Puis, après une pause suivie d’un soupir ;

— Et je vous dirai tout ! ajouta-t-elle


XXXI

CE À QUOI LA REINE SONGEAIT DANS LA NUIT DU 14 AU 15 JUILLET 1789


Combien de temps dura cette confidence, nous ne saurons le dire ; elle se prolongea cependant, car, vers les deux heures du matin seulement, on put voir la porte du boudoir de la reine s’ouvrir, et sur le seuil de la porte Andrée, presque à genoux, baisant la main de Marie-Antoinette ; puis, en se relevant, la jeune femme essuya ces yeux rougis de pleurs, tandis que, de son côté, la reine rentrait dans sa chambre.

Andrée, au contraire, comme si elle eut voulu échapper à elle-même, s’éloigna rapidement.

À partir de ce moment la reine demeura seule. Quand la dame du lit entra pour l’aidera se dévêtir, elle la trouva l’œil étincelant, et se promenant à grands pas dans sa chambre.

Elle fit de la main un geste rapide qui voulait dire : Laissez-moi.

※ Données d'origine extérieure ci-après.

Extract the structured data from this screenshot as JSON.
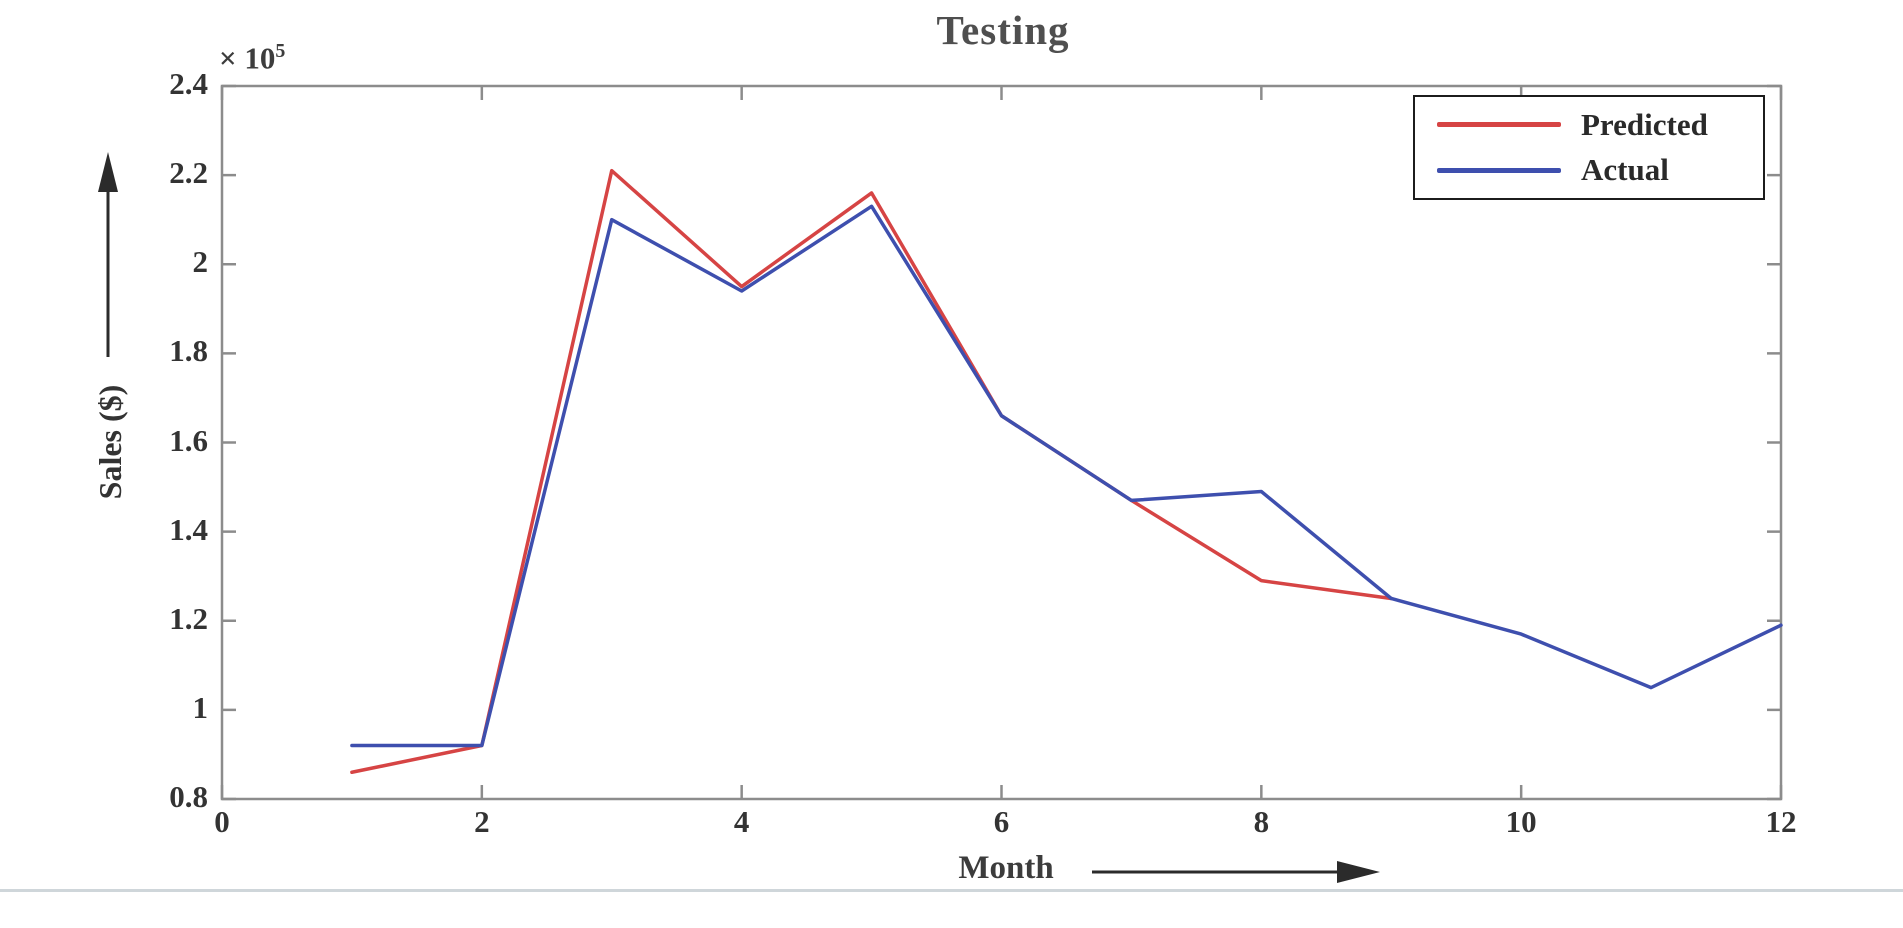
{
  "chart_data": {
    "type": "line",
    "title": "Testing",
    "xlabel": "Month",
    "ylabel": "Sales ($)",
    "y_axis_multiplier_base": "× 10",
    "y_axis_multiplier_exp": "5",
    "xlim": [
      0,
      12
    ],
    "ylim": [
      0.8,
      2.4
    ],
    "x_ticks": [
      0,
      2,
      4,
      6,
      8,
      10,
      12
    ],
    "x_tick_labels": [
      "0",
      "2",
      "4",
      "6",
      "8",
      "10",
      "12"
    ],
    "y_ticks": [
      0.8,
      1.0,
      1.2,
      1.4,
      1.6,
      1.8,
      2.0,
      2.2,
      2.4
    ],
    "y_tick_labels": [
      "0.8",
      "1",
      "1.2",
      "1.4",
      "1.6",
      "1.8",
      "2",
      "2.2",
      "2.4"
    ],
    "grid": false,
    "legend_position": "top-right",
    "axis_color": "#8c8c8c",
    "arrow_color": "#2b2b2b",
    "series": [
      {
        "name": "Predicted",
        "color": "#d64444",
        "x": [
          1,
          2,
          3,
          4,
          5,
          6,
          7,
          8,
          9
        ],
        "values": [
          0.86,
          0.92,
          2.21,
          1.95,
          2.16,
          1.66,
          1.47,
          1.29,
          1.25
        ]
      },
      {
        "name": "Actual",
        "color": "#3e4fae",
        "x": [
          1,
          2,
          3,
          4,
          5,
          6,
          7,
          8,
          9,
          10,
          11,
          12
        ],
        "values": [
          0.92,
          0.92,
          2.1,
          1.94,
          2.13,
          1.66,
          1.47,
          1.49,
          1.25,
          1.17,
          1.05,
          1.19
        ]
      }
    ]
  }
}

La dame du lit se retira sans insister.

Dès ce moment, comme nous l’avons dit, la reine demeura seule, elle avait défendu qu’on la dérangeât, à moins que ce ne fût pour importantes nouvelles venant de Paris.

Andrée ne reparut pas.

Quant au roi, après s’être entretenu avec monsieur de La Rochefoucault, qui essaya de lui faire comprendre la différence qu’il y avait entre une révolte et une révolution, il déclara qu’il était fatigué, se coucha et s’endormit ni plus ni moins tranquillement que s’il eût été à la chasse, et que le cerf, courtisan bien dressé, fût venu se faire prendre dans la pièce d’eau des Suisses.

La reine, de son côté, écrivit quelques lettres, passa dans la chambre voisine, où dormaient ses deux enfants sous la garde de madame de Tourzel, et se coucha, non pas pour dormir comme le roi, mais pour rêver tout à son aise.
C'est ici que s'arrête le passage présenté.